John: Equity gaps in educational outcomes play a major role in perpetuating economic inequality. In this episode, we discuss research examining how tutoring and computer-aided instruction can be used to reduce disparities in educational outcomes.

[MUSIC]

John: Thanks for joining us for Tea for Teaching, an informal discussion of innovative and effective practices in teaching and learning.

Rebecca: This podcast series is hosted by John Kane, an economist…

John: …and Rebecca Mushtare, a graphic designer…

Rebecca: …and features guests doing important research and advocacy work to make higher education more inclusive and supportive of all learners.

[MUSIC]

John: Our guest today is Philip Oreopoulis. Philip is a Distinguished Professor of Economics and Public Policy at the University of Toronto, the Education co-chair of MIT’s Abdul Latif Jameel Poverty Action Lab, and an award-winning researcher who has conducted a wide variety of studies relating to education and educational policy. Welcome, Philip.

Philip: Thanks so much for having me.

Rebecca: Today’s teas are:…Philip, are you drinking tea?

Philip: My tea is coffee. I love coffee. I once looked for a reason not to drink coffee, I couldn’t find one. I love my black coffee.

Rebecca: A true researcher at heart. [LAUGHTER]

John: And I am drinking a bing cherry black tea, a custom Tea Republic tea made for Harry & David.

Rebecca: And I have Irish breakfast tea. I really need to get some new tea [LAUGHTER]. I’m going to a tea store this weekend, so I’m looking forward to getting some new options.

John: And we have lots of tea in the office, some of which may not be as fresh as it was a year and a half ago. But this one still is good. It was purchased right before the shutdown.

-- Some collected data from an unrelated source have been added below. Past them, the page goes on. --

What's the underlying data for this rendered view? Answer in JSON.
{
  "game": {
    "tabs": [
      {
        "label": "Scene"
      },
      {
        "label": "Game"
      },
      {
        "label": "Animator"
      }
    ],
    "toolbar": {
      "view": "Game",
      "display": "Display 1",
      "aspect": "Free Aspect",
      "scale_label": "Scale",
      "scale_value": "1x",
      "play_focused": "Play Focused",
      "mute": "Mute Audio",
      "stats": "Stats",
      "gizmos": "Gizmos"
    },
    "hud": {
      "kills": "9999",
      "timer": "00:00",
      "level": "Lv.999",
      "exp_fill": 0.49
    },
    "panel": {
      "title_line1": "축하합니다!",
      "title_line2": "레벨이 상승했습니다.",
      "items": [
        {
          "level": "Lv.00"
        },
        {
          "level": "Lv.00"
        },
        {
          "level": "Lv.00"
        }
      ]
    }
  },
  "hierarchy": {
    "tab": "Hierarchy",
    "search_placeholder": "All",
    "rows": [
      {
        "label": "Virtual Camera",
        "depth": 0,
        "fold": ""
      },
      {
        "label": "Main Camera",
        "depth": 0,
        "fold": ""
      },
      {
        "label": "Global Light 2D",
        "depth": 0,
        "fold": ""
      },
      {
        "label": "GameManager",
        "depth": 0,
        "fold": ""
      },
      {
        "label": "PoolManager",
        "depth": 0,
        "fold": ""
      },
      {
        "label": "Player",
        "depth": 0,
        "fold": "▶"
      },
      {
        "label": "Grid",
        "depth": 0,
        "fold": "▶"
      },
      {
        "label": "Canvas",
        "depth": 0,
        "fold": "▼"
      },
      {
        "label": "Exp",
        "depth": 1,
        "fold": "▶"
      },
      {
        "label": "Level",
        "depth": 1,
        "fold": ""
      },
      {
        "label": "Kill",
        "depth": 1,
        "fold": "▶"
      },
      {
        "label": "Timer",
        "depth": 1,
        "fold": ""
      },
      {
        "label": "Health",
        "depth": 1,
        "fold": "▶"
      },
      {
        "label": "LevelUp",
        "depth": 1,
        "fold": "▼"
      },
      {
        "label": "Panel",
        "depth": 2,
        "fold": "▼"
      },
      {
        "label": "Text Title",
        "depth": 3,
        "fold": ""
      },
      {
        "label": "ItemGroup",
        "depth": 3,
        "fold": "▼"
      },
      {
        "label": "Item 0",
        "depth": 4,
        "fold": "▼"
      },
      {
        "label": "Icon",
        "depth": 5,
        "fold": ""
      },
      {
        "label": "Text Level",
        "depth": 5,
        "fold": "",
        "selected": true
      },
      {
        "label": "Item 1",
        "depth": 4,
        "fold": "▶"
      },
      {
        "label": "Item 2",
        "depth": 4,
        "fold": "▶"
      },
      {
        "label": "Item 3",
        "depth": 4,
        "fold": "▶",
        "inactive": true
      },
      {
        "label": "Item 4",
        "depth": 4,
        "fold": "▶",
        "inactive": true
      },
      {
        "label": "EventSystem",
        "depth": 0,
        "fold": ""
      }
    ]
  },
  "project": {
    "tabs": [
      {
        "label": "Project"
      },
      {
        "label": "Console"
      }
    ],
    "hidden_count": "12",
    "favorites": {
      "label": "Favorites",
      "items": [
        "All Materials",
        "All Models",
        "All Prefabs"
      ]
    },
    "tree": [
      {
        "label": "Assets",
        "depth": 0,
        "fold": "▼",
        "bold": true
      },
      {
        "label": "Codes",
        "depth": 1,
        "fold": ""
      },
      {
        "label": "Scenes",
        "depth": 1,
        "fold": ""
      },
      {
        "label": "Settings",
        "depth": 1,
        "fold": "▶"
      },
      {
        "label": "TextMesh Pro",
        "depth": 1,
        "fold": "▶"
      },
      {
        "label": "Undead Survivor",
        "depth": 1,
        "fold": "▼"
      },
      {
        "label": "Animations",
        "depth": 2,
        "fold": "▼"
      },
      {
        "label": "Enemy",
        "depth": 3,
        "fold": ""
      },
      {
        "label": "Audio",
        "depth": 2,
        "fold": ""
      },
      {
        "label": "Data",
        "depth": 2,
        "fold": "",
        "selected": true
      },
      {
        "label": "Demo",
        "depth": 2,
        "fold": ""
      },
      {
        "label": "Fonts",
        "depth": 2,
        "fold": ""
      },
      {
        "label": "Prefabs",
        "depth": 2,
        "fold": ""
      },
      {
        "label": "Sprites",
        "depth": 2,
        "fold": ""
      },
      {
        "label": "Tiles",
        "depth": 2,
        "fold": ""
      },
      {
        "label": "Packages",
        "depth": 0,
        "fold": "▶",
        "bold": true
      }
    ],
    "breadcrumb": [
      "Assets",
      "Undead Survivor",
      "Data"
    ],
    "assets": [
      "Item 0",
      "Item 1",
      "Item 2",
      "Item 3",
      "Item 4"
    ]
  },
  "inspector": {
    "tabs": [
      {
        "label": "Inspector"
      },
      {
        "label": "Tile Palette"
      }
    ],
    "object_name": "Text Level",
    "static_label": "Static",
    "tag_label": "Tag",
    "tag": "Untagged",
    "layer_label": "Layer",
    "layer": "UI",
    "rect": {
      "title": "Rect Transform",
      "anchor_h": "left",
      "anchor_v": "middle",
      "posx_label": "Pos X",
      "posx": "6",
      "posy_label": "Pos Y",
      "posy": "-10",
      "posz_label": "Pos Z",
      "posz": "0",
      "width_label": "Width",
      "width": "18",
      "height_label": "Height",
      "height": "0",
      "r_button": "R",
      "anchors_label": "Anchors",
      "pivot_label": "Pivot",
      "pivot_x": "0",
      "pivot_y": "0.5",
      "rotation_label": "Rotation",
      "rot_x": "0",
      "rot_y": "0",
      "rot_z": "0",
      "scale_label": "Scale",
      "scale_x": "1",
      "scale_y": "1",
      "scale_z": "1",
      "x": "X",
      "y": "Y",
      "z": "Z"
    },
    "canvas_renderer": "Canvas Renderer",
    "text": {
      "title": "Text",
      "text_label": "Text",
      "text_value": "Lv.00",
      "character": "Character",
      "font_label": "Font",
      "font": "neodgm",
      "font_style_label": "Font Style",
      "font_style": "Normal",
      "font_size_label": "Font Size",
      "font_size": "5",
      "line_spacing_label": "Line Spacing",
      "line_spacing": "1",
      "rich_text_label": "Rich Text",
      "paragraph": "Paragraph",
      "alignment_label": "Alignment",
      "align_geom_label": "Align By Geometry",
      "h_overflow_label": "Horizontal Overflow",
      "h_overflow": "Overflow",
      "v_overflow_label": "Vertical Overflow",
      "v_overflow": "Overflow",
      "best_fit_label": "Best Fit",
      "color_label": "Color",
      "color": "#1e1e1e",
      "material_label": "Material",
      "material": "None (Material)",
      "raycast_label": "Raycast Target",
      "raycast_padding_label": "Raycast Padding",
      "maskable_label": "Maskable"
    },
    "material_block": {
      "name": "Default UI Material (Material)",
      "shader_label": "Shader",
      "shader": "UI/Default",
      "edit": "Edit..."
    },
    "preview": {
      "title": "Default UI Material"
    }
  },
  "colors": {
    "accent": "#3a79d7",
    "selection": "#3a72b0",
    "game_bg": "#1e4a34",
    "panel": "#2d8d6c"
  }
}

Philip: You guys are inspiring me. I think I’m gonna have some tea sometime today.

Rebecca: All right, good, good.

John: In a November 2020 Scientific American article, you describe a meta analysis that you worked on with some colleagues that found that tutoring results in significant improvements in student learning. Could you describe this meta analysis a bit and what you found?

Philip: To backtrack a little bit, how it got started: my colleagues at J-PAL, Vincent Quan, Andre Nickow, and I, had heard about the potential of tutoring to be an effective form for increasing test score learning performance. For example, there’s Benjamin Bloom’s seminal article in the 80s, where he had two very small studies done by his students that both found off the charts improvement from offering tutoring in randomized control trials. In fact, that’s why he called it the ‘“2 sigma problem” that he found estimated impact from these two small studies were raising learning performances by enough to potentially solve most of our problems that we would be having in education policy. There were a number of recent studies as well, a randomized control trial coming out from the University of Chicago’s Ed lab, also finding very promising results from an RCT looking at providing in-class tutoring to grade nine students. And so we wanted to explore whether there was some consistency in these results, so we decided to try to take a more systematic look, and we gathered up all the RCTs, randomized control trials, in the last 40 years for about 96 studies, and we took a look and we found that consensus was quite remarkable. About 80% of those studies found significant effects larger than .2 of a standard deviation, and the average effect size was .38 of a standard deviation, which is like the equivalent of almost an entire extra year of school, from receiving these programs. And not only were the impacts really quite meaningful, as about as large as you get from education interventions, but they were consistent across the board. I think that this is about as much consistency as you’re ever going to get in an education policy intervention. So we were quite excited about that. We found that the effects were pretty consistent no matter which type of program that you looked at. They were larger for things like in-school delivery, three days a week, one-to-one delivery, full time tutors, but even in cases where that wasn’t the case, usually there were still significant effects.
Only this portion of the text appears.